Unfortunately for Dortmund, Basel are extremely reluctant to sell him until the summer, and with a Premier League club in the mix, the fee will quickly sail north of €30 million, leaving Dortmund unlikely to pull the trigger. Still, the thought of him joining Dan-Axel Zagadou, Jeremy Toljan and Felix Passlack (when he returns from loan) to form a talented young defensive core for years to come is a tempting proposition. Should Aubameyang make his big money move, Akanji becomes more viable, but until then it appears the club have a battle on their hands for his signature.
Thinking Ahead, or Just a Coincidence?
Does it seem as though there are more English or American players in the Bundesliga these days? With Jadon Sancho’s arrival from Manchester City in the summer, some predicted that it was a marker for a new trend that would see an increasing number of young players leave their Premier League clubs for more opportunities to play meaningful minutes in Germany. Schalke and Dortmund’s American players have obviously garnered much attention as well, but still it begs a question; is this a coincidence or a trend?
Dortmund have been known for their penchant for good business since the club nearly went bankrupt, but having taken a few hits to their back room and coaching staffs in recent seasons, it’s fair to wonder if they will still be able to maintain their almost unparalleled ability to find good talent for a reasonable price.

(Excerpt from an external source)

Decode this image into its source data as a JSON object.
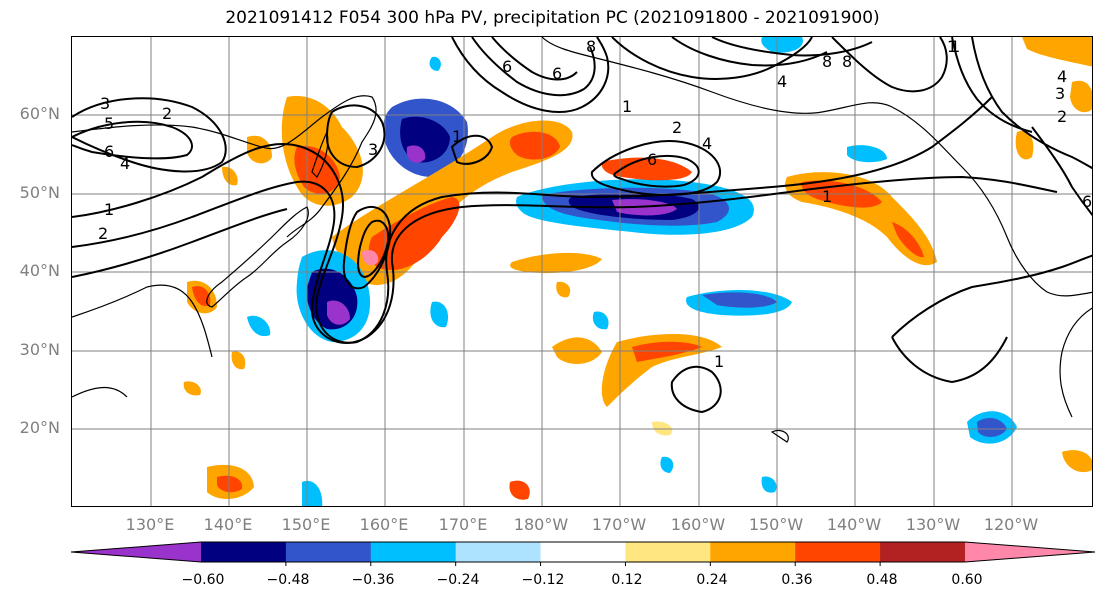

Mislintat was essential in that, but the signing of Jadon Sancho (and the reported bid for Robert Snodgrass) could hold a clue to the club’s next foray into the bargain market.
England is currently dominating international competitions at the youth level, but given the money in the Premier League, more and more clubs are feeling the pressure to build expensive, veteran squads, as the financial impact of relegation is almost too great these days to be brushed off. As a result, young up and coming players are not being given the time needed on the pitch to develop. The problem is only compounded further by the use of u23 squads in England as opposed to “B” teams like they use in other European leagues. However, if Dortmund have identified this as a possible supply line for young talent, they will once again have proven their guile and resourcefulness on the massively inflated market.